Sunday, September 13, 2009

News Round-up: GUIDING LIGHT, Evans, Villains

Fans bid farewell to beloved GUIDING LIGHT
While soaps like GUIDING LIGHT are routinely dismissed in popular culture, stereotyped as programs with preposterous storylines and pitiful acting, the stories told on daytime television also present some entertaining, occasionally inventive work that doesn't always get the attention it deserves, says Roger Newcomb, editor of welovesoaps.net.

"The stories are really about people communicating, sharing their feelings," Newcomb says. "Soaps are never going to be able to tell an action adventure story as well as the prime-time shows or at the movies - they don't have the budgets. But what they can do better than anybody else is tell a story."

NEW YORK POST: Greatest moments of GUIDING LIGHT
As fans prepare to say goodbye to this TV icon, the New York Post looks back at some of the highlights (and lowlights) of the longest-running continuing saga in recorded history.

GUIDING LIGHT fades off the air
Lesbian kisses and social consciousness were not on the mind of Procter & Gamble when it developed GUIDING LIGHT and other soaps as a marketing tool to draw in housewives who do the family shopping. The shows were basically a backdrop for commercials for soap and other household products, and according to Robert C. Allen, author of “Speaking of Soap Operas,” “They're probably the most successfulbroadcast advertising vehicle ever devised.”
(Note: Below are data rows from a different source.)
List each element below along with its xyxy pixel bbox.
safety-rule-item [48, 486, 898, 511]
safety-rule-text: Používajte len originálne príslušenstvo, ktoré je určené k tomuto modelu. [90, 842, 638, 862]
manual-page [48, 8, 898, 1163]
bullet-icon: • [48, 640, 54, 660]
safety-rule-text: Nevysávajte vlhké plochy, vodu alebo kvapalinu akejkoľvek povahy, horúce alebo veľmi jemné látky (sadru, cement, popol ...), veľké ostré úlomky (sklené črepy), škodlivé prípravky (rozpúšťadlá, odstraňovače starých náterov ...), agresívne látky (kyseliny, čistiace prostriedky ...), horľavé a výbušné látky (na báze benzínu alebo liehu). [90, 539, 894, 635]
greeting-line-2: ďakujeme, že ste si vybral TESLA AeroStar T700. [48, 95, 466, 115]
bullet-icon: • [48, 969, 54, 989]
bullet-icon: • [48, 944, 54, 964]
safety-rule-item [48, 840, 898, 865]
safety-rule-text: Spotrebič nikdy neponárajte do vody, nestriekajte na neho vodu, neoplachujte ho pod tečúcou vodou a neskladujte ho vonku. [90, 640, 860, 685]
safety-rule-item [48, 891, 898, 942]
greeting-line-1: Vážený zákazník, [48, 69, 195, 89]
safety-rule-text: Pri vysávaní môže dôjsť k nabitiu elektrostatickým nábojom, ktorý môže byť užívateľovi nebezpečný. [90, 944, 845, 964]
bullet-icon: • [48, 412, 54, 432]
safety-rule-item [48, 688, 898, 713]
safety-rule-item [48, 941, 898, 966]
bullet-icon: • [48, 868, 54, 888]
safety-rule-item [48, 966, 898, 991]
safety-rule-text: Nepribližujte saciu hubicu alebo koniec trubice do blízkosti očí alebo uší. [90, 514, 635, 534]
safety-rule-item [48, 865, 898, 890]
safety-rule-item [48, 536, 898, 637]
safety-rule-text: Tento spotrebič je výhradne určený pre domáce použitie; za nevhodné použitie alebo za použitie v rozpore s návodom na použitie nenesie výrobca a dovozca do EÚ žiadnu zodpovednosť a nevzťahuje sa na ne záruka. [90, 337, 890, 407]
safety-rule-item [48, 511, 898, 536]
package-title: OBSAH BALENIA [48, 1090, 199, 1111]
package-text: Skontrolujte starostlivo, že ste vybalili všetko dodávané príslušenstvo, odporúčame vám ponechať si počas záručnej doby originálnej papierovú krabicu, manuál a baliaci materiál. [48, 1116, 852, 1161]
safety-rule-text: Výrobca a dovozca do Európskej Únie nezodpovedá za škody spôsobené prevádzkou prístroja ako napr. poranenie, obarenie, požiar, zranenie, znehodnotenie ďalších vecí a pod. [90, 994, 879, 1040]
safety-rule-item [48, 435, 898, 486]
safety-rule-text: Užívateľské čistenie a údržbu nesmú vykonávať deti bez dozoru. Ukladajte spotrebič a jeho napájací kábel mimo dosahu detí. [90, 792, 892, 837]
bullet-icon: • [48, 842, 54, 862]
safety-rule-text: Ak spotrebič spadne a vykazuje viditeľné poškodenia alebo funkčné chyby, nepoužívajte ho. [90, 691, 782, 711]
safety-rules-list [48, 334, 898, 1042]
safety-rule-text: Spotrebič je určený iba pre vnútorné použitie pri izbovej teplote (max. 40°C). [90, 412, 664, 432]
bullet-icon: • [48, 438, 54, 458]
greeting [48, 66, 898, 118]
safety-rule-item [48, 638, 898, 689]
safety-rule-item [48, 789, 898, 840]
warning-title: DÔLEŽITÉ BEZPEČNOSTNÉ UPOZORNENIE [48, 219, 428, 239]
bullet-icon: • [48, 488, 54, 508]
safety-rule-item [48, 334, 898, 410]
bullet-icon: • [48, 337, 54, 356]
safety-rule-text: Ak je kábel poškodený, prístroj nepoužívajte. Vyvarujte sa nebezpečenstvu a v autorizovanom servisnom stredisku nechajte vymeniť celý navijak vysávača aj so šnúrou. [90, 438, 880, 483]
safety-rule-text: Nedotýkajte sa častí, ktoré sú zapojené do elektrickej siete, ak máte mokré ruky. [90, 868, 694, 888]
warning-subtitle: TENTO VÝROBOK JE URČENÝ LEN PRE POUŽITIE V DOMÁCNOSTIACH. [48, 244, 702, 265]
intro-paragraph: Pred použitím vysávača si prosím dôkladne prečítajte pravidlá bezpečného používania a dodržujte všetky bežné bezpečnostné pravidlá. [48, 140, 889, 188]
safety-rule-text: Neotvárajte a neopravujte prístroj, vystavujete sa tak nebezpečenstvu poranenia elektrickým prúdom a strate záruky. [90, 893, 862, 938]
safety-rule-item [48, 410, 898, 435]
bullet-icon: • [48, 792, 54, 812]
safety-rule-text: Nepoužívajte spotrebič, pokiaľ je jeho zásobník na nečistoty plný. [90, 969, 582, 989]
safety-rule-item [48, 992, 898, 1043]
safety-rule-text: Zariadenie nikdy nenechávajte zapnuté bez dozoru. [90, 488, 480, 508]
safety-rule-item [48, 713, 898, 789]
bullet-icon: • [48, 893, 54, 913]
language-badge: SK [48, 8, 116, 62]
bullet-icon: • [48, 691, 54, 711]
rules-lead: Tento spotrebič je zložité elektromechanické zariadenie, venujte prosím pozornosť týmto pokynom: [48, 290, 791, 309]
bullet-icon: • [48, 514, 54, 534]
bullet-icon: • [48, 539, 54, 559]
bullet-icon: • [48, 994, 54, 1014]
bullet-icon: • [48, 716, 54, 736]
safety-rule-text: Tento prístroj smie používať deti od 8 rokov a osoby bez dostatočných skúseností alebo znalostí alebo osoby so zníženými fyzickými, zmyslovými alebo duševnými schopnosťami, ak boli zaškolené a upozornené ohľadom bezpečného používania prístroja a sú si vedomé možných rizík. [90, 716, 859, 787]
Allen, a professor in the American Studies Program at the University of North Carolina in Chapel Hill, adds, “If you had a time capsule, and you could put only a couple examples of commercial broadcasting in the time capsule, to represent its success in reaching a particular audience demographic, you would have to have a soap opera in the time capsule because they were the most cost-effective way of reaching women between 18 and 39 years old from the 1930s through, certainly, the 1980s and 1990s.”

Dicopoulos loses guiding light
"It's very difficult, very sad," said Frank Dicopoulos, who grew up as Frank Dickos before changing his name from its Americanized version to the Greek original. He got the bad news when executive producer Ellen Wheeler called on April Fool's Day.

"It made no sense to me whatsoever," he said. "I'm kinda frustrated and kinda angry and kinda upset."

Fans waiting for the last flicker of GUIDING LIGHT
Paula Treichler, professor emerita at the University of Illinois’ College of Media at Champaign-Urbana, said there could be several reasons for the demise of the show, which is owned by Procter & Gamble.

Up until about 20 years ago, soap operas (a term coined when the dramas were sponsored by soap manufacturers) had a “pretty reliable audience,” made up of women who didn’t work outside the home and college students. However, that viewership became fragmented when more and more women entered the workforce.

“There really is no solid, predictable audience for anything, unless you count kids who are watching on computers,” Treichler said, pointing out that even primetime serials are struggling.

60 MINUTES PREVIEW: Love and Marriage on GUIDING LIGHT
Don't miss the GUIDING LIGHT segment on 60 MINUTES tonight on CBS.


"My Big Gay Italian Wedding": The toast of the St. George Theatre
You gotta figure a wedding is going to be special when the mother of the groom arrives in a Tina Turner wig and white go-go boots. Throw in a nouveau version of the Chicken Dance with a 'lay-the-egg move' and you're looking at a once-in-a-lifetime experience. And so it was for the 1,300 "guests" at "My Big Gay Italian Wedding," the laughter-up-to-the-rafters comedy that went up Saturday night in the St. George Theatre.

Grant City playwright Anthony Wilkinson dreamt up the semi-autobiographical show and stars. His character, also named Anthony, but pronounced Ant-nee, is in love with a stud named Andrew Polinski (ONE LIFE TO LIVE's Scott Evans). The Italian Pinnunziato family doesn't fret because their boy is marrying another man, only that he's marrying a Pole.

There were a few technical glitches with the sound at the St. George and there may have been one too many dance interludes between scenes. But those seem like minor kinks that can be worked out. No doubt, "My Big Gay Italian Wedding" is an invitation worth accepting.

Television's Three Best Villains
What hasn’t changed over time is that for today’s producers and writers, women still make more exciting villains on television than their male counterparts.